Saya sedang duduk di bangku di depan perpustakaan.
Pertemuan selanjutnya berlangsung beberapa hari kemudian,
Sejak hari itu, pikiranku menjadi sedikit gelisah.
Persiapan presentasi hampir selesai, dan obrolan grup pun hening.
Tidak ada yang berbicara dengannya, dan dia juga tidak mengirim pesan teks.
Jadi, proyek kelompok itu benar-benar telah berakhir.
Namun anehnya, aku terus memikirkannya.
Kata-kata terakhir hari itu. Sebuah konfirmasi yang tidak terdengar seperti pertanyaan.
‘Bisakah kita melakukannya bersama-sama saja?’
Mengapa orang itu harus mengatakan itu padaku?
Saya sedang duduk di bangku dengan earphone terpasang ketika seseorang lewat di dekat saya.
Aku langsung melepas earphoneku.
Dia berhenti sejenak, menatapku, lalu mengangguk.
"Sepertinya kamu sering datang ke sini."
Itu tidak terduga.
Aku tidak menyangka dia akan berbicara duluan.
"Hanya hari ini. Tidak ada pekerjaan rumah."
Dia melihat sekeliling.
"Bolehkah saya duduk sebentar?"
Alih-alih menjawab, aku menyingkirkan tasku.
Dia duduk di sebelahku.
Keheningan yang tenang menyelimuti tempat itu.
Saya mengeluarkan ponsel saya dan menghidupkan serta mematikan layarnya tanpa alasan.
Dia bersandar di bangku dan memandang langit.
Lalu dia menoleh dan menatapku.
Awalnya aku tidak menyadarinya, tapi kemudian aku memperhatikan tatapan itu.
Dia tidak mengatakan apa pun, tetapi saya merasa anehnya seperti terjebak.

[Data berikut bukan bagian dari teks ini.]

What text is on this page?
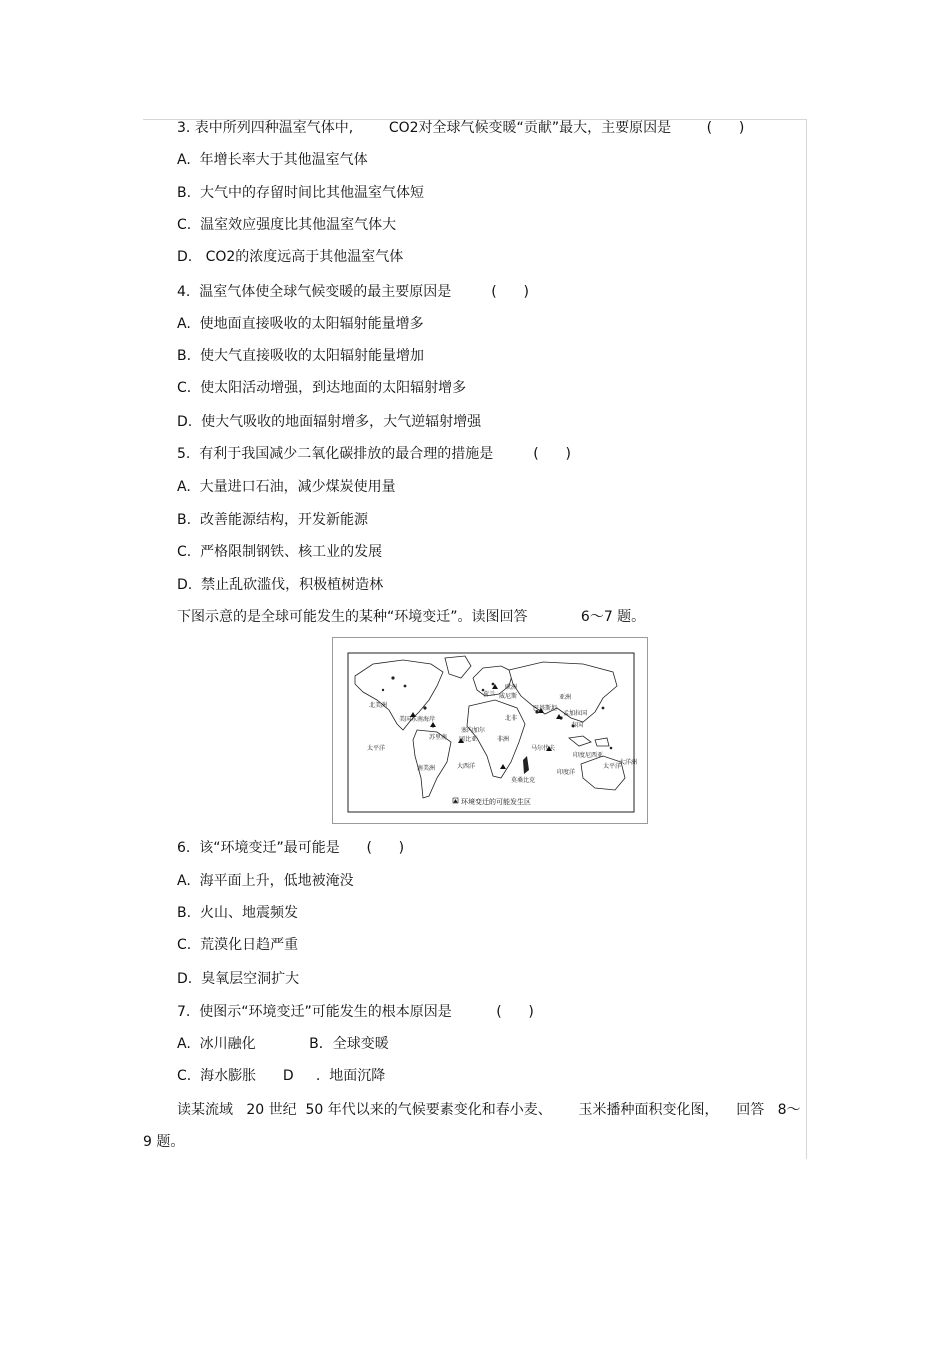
3. 表中所列四种温室气体中,        CO2对全球气候变暖“贡献”最大，主要原因是        (      )
A.  年增长率大于其他温室气体
B.  大气中的存留时间比其他温室气体短
C.  温室效应强度比其他温室气体大
D.   CO2的浓度远高于其他温室气体
4.  温室气体使全球气候变暖的最主要原因是         (      )
A.  使地面直接吸收的太阳辐射能量增多
B.  使大气直接吸收的太阳辐射能量增加
C.  使太阳活动增强，到达地面的太阳辐射增多
D.  使大气吸收的地面辐射增多，大气逆辐射增强
5.  有利于我国减少二氧化碳排放的最合理的措施是         (      )
A.  大量进口石油，减少煤炭使用量
B.  改善能源结构，开发新能源
C.  严格限制钢铁、核工业的发展
D.  禁止乱砍滥伐，积极植树造林
下图示意的是全球可能发生的某种“环境变迁”。读图回答            6～7 题。
北美洲
美国东南海岸
苏里南
太平洋
南美洲	大西洋
欧洲
威尼斯
荷兰
北非
塞内加尔
冈比亚	非洲
亚洲
巴基斯坦
孟加拉国
泰国
马尔代夫
印度尼西亚
印度洋
莫桑比克
太平洋
大洋洲
环境变迁的可能发生区
6.  该“环境变迁”最可能是      (      )
A.  海平面上升，低地被淹没
B.  火山、地震频发
C.  荒漠化日趋严重
D.  臭氧层空洞扩大
7.  使图示“环境变迁”可能发生的根本原因是          (      )
A.  冰川融化            B．全球变暖
C.  海水膨胀      D     .  地面沉降
读某流域   20 世纪  50 年代以来的气候要素变化和春小麦、      玉米播种面积变化图，    回答   8～
9 题。
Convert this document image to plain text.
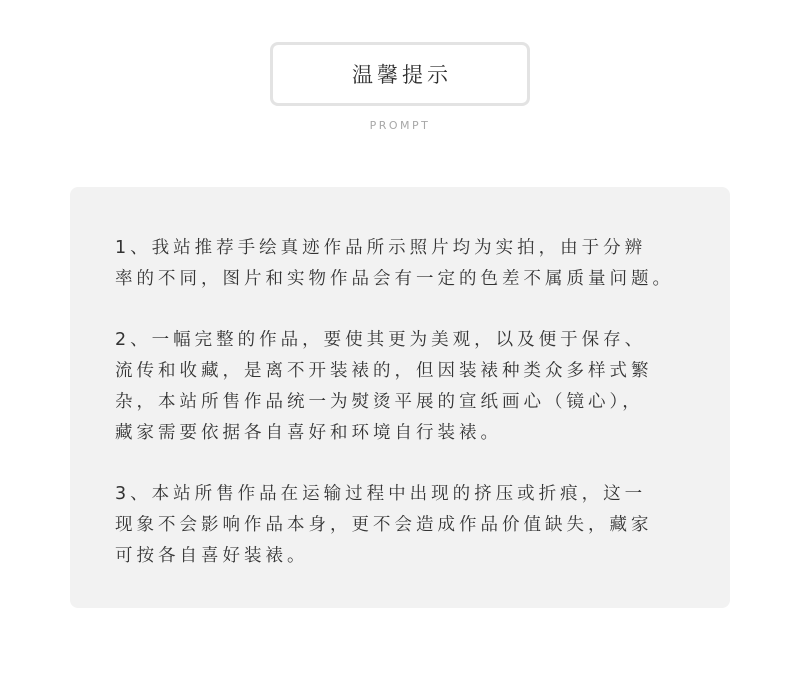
温馨提示
PROMPT

1、我站推荐手绘真迹作品所示照片均为实拍，由于分辨
率的不同，图片和实物作品会有一定的色差不属质量问题。

2、一幅完整的作品，要使其更为美观，以及便于保存、
流传和收藏，是离不开装裱的，但因装裱种类众多样式繁
杂，本站所售作品统一为熨烫平展的宣纸画心（镜心），
藏家需要依据各自喜好和环境自行装裱。

3、本站所售作品在运输过程中出现的挤压或折痕，这一
现象不会影响作品本身，更不会造成作品价值缺失，藏家
可按各自喜好装裱。
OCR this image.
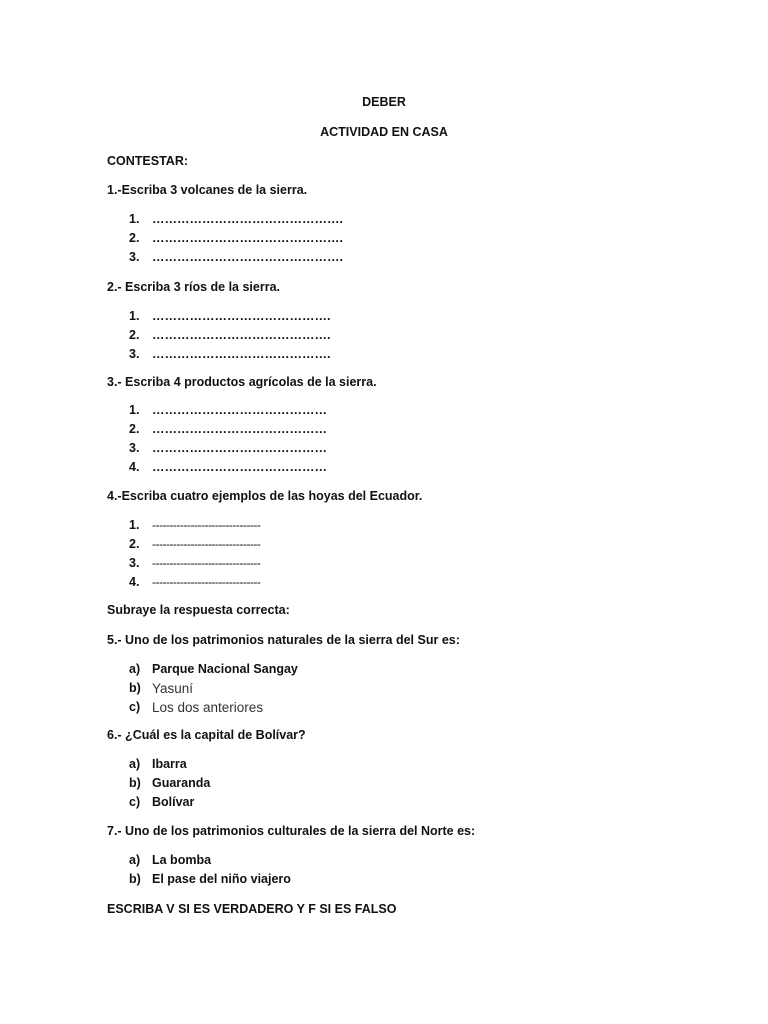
DEBER
ACTIVIDAD EN CASA
CONTESTAR:
1.-Escriba 3 volcanes de la sierra.
1.	……………………………………….
2.	……………………………………….
3.	……………………………………….
2.- Escriba 3 ríos de la sierra.
1.	…………………………………….
2.	…………………………………….
3.	…………………………………….
3.- Escriba 4 productos agrícolas de la sierra.
1.	……………………………………
2.	……………………………………
3.	……………………………………
4.	……………………………………
4.-Escriba cuatro ejemplos de las hoyas del Ecuador.
1.	-------------------------------
2.	-------------------------------
3.	-------------------------------
4.	-------------------------------
Subraye la respuesta correcta:
5.- Uno de los patrimonios naturales de la sierra del Sur es:
a) Parque Nacional Sangay
b) Yasuní
c) Los dos anteriores
6.- ¿Cuál es la capital de Bolívar?
a) Ibarra
b) Guaranda
c) Bolívar
7.- Uno de los patrimonios culturales de la sierra del Norte es:
a) La bomba
b) El pase del niño viajero
ESCRIBA V SI ES VERDADERO Y F SI ES FALSO
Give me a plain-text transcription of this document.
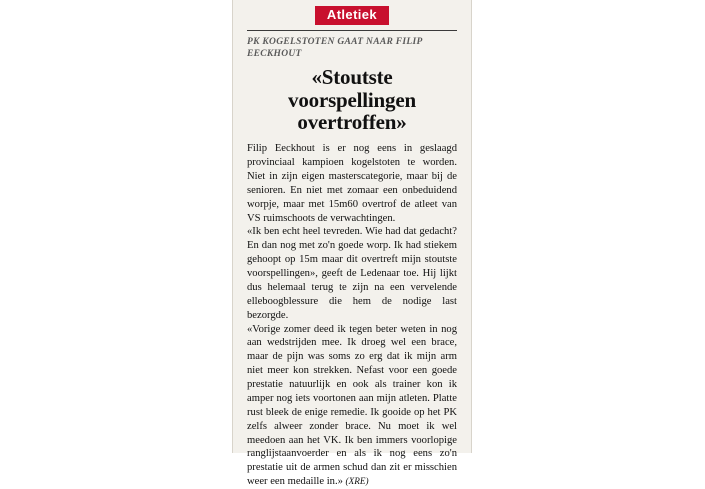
Atletiek
PK KOGELSTOTEN GAAT NAAR FILIP EECKHOUT
«Stoutste
voorspellingen
overtroffen»

Filip Eeckhout is er nog eens in geslaagd provinciaal kampioen kogelstoten te worden. Niet in zijn eigen masterscategorie, maar bij de senioren. En niet met zomaar een onbeduidend worpje, maar met 15m60 overtrof de atleet van VS ruimschoots de verwachtingen.

«Ik ben echt heel tevreden. Wie had dat gedacht? En dan nog met zo'n goede worp. Ik had stiekem gehoopt op 15m maar dit overtreft mijn stoutste voorspellingen», geeft de Ledenaar toe. Hij lijkt dus helemaal terug te zijn na een vervelende elleboogblessure die hem de nodige last bezorgde.

«Vorige zomer deed ik tegen beter weten in nog aan wedstrijden mee. Ik droeg wel een brace, maar de pijn was soms zo erg dat ik mijn arm niet meer kon strekken. Nefast voor een goede prestatie natuurlijk en ook als trainer kon ik amper nog iets voortonen aan mijn atleten. Platte rust bleek de enige remedie. Ik gooide op het PK zelfs alweer zonder brace. Nu moet ik wel meedoen aan het VK. Ik ben immers voorlopige ranglijstaanvoerder en als ik nog eens zo'n prestatie uit de armen schud dan zit er misschien weer een medaille in.» (XRE)
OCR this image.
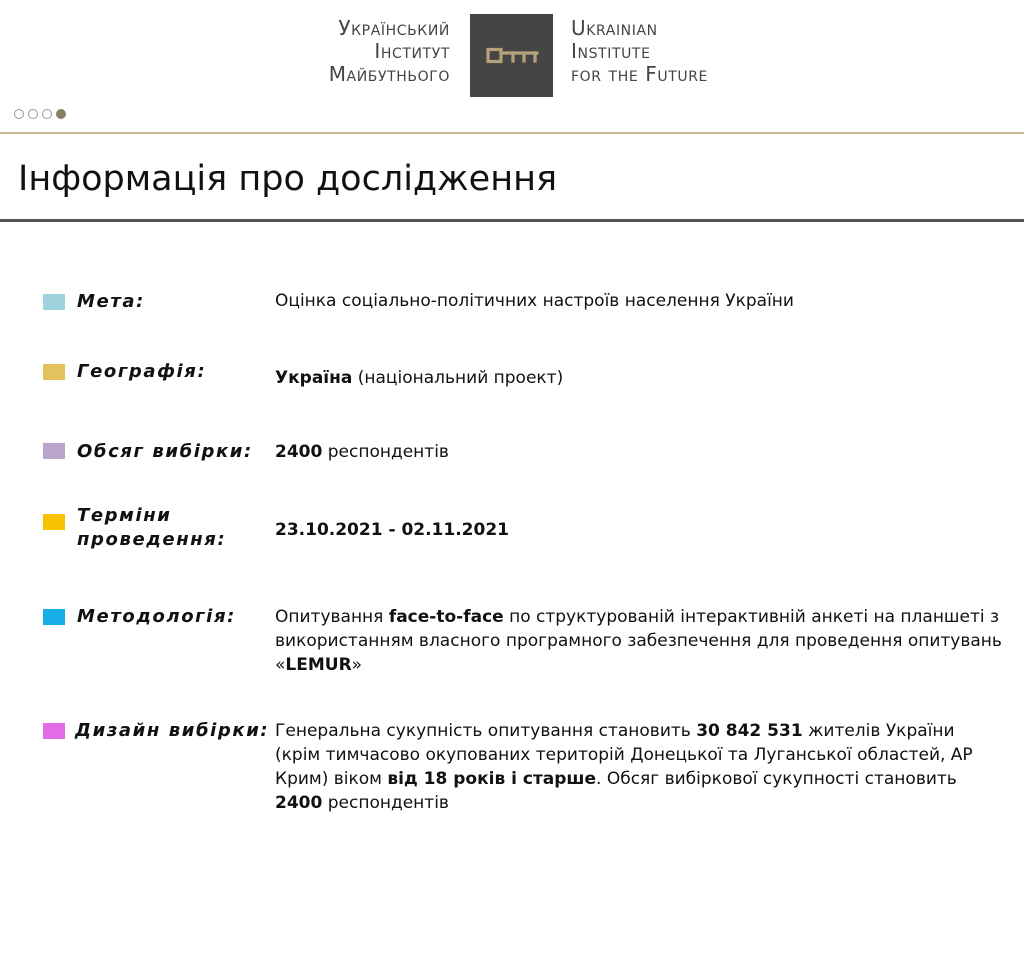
Український
Інститут
Майбутнього
Ukrainian
Institute
for the Future
Інформація про дослідження
Мета:	Оцінка соціально-політичних настроїв населення України
Географія:	Україна (національний проект)
Обсяг вибірки: 2400 респондентів
Терміни проведення:	23.10.2021 - 02.11.2021
Методологія: Опитування face-to-face по структурованій інтерактивній анкеті на планшеті з використанням власного програмного забезпечення для проведення опитувань «LEMUR»
Дизайн вибірки: Генеральна сукупність опитування становить 30 842 531 жителів України (крім тимчасово окупованих територій Донецької та Луганської областей, АР Крим) віком від 18 років і старше. Обсяг вибіркової сукупності становить 2400 респондентів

Setelah beberapa saat, dia berbicara dengan suara pelan.
"Pertemuan kita berikutnya, mari kita berlatih presentasi kita."
Aku mengangguk.
Dia bangkit dan membersihkan debu dari pakaiannya.
"Selamat beristirahat."
Aku menundukkan kepala seolah memberi salam.
Dia berjalan seperti itu.
Aku melepas earphone-nya lagi.
Aku mengikuti punggungnya saat dia berjalan pergi tanpa alasan.
Karena rasanya dia bisa membaca pikiranku.